Cuando hacemos una actividad, o diferentes tareas, lo hacemos de ciertas formas a las que estamos acostumbrados. Puede ser fácil seguir con esas formas. Ya que es muy difícil cambiar la manera de hacer las cosas. Desarrollamos rutinas y esas rutinas nos mantienen en marcha. A menudo se necesita a alguien más para ampliar un poco nuestros horizontes, para abrirnos a áreas de la vida en las que de otra manera nunca nos hubiéramos aventurado.
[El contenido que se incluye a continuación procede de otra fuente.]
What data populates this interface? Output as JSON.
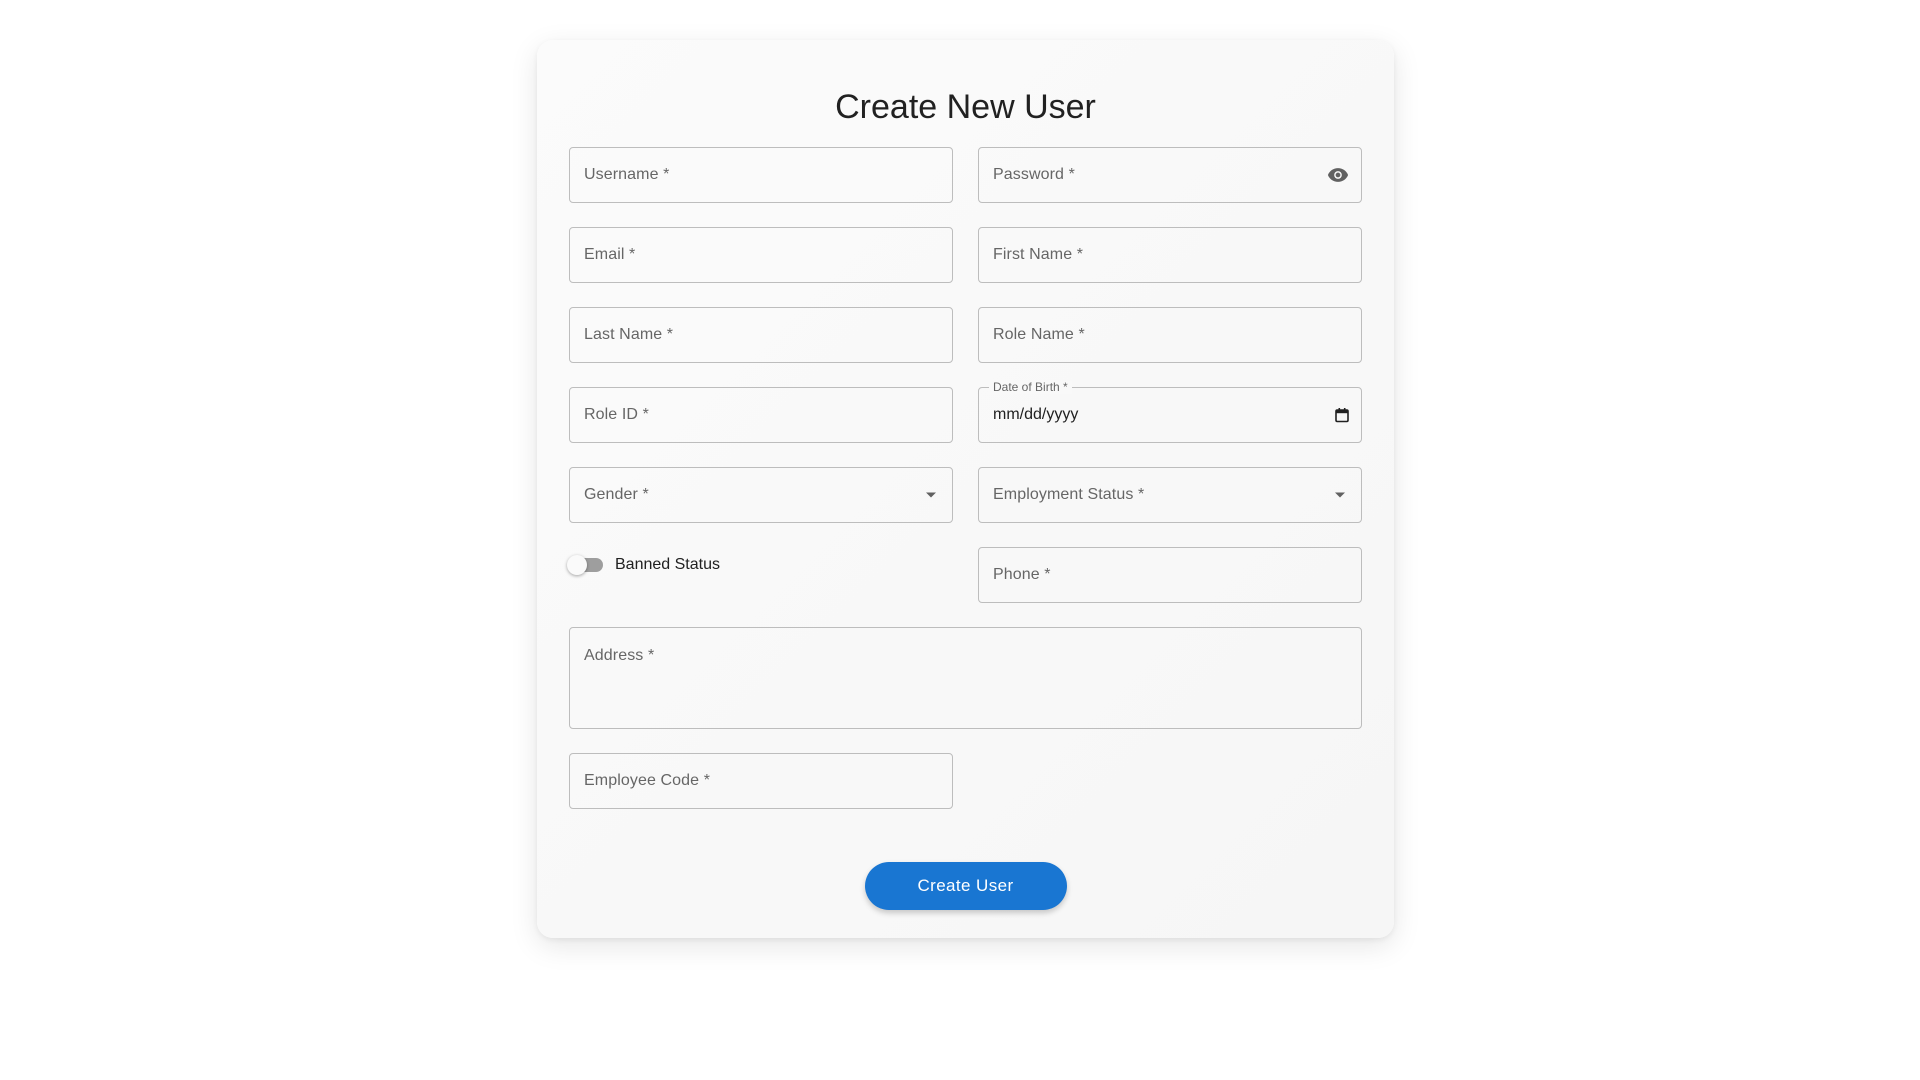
{
  "form": {
    "title": "Create New User",
    "fields": {
      "username": "Username *",
      "password": "Password *",
      "email": "Email *",
      "first_name": "First Name *",
      "last_name": "Last Name *",
      "role_name": "Role Name *",
      "role_id": "Role ID *",
      "date_of_birth_label": "Date of Birth *",
      "date_of_birth_value": "mm/dd/yyyy",
      "gender": "Gender *",
      "employment_status": "Employment Status *",
      "banned_status": "Banned Status",
      "phone": "Phone *",
      "address": "Address *",
      "employee_code": "Employee Code *"
    },
    "banned_status_on": false,
    "submit_label": "Create User"
  },
  "icons": {
    "password_toggle": "eye-icon",
    "date_picker": "calendar-icon",
    "select": "chevron-down-icon"
  },
  "colors": {
    "primary": "#1976d2",
    "border": "#bdbdbd",
    "label": "#666666"
  }
}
Jesús fue una de esas personas para los dos grupos de hermanos en el evangelio de hoy. Pedro, Andrés, Santiago y Juan vivían en un mundo que estaba muy definido por el Mar de Galilea. Eran pescadores. Las herramientas de su oficio eran sus barcos y sus redes; el fruto de su comercio era el pescado que capturaban y el dinero que recibían por vender el pescado. Tenían todas las razones para creer que esta sería siempre su forma de vida. Sus vidas tenían un ritmo muy particular y probablemente tenían la intención de seguir viviendo a ese ritmo hasta que fueran demasiado viejos o enfermos para trabajar. Entonces, un día Jesús entró en sus vidas y el impacto que tuvo en ellos fue tal que dejaron sus barcas y sus redes, e incluso a sus familias, para seguir a este hombre y compartir su misión. En lugar de juntar peces en sus redes, ahora compartirían la obra de Jesús de reunir personas para Dios. Es difícil imaginar un cambio de ritmo mayor que el que nos presenta el evangelio de hoy.
La llamada que Jesús dirigió a esos dos hermanos, "Sígueme", está dirigida a cada uno de nosotros. En nuestro caso, esa llamada no significará dejar nuestro trabajo, si tenemos la bendición de tener uno, o, mucho menos, dejar a nuestras familias. Sin embargo, la llamada de Jesús a seguirlo implicará siempre la apertura de un horizonte nuevo u otro. Al llamarnos a seguirlo, Jesús siempre nos abre al horizonte de Dios, a la perspectiva de Dios sobre la vida. Esto a menudo significará mirar de nuevo la forma en que hacemos las cosas. El llamado del Señor a seguirlo está dirigido a nosotros todos los días de nuestra vida. Significará emprender un nuevo camino, el camino de Dios, que es el camino hacia los demás en el amor desinteresado, el camino hacia un horizonte más amplio.
El horizonte de Dios es siempre mucho más amplio que el nuestro. El llamado de Jesús a seguirlo siempre implica un llamado a permitir que nuestros propios horizontes limitados se amplíen para abrazar la visión de Dios para nuestras vidas. El reino de Dios no es como ningún reino humano. No tiene fronteras; no necesita mecanismos para mantener fuera a la gente. Nuestro llamado es seguir viviendo fuera del horizonte infinito del reino de Dios. Para hacer eso, necesitamos seguir arrepintiéndonos, seguir muriendo por cualquier estrechez de miras y estilo de vida que pueda haber dentro de nosotros. San Pablo, en la segunda lectura de hoy, nos pide que no nos detengamos en el mundo, que no nos entreguemos por completo a lo que no perdura ni es de importancia última. Mientras vivimos en el mundo, estamos llamados a mirar más allá de él hacia ese horizonte infinito del reino de Dios.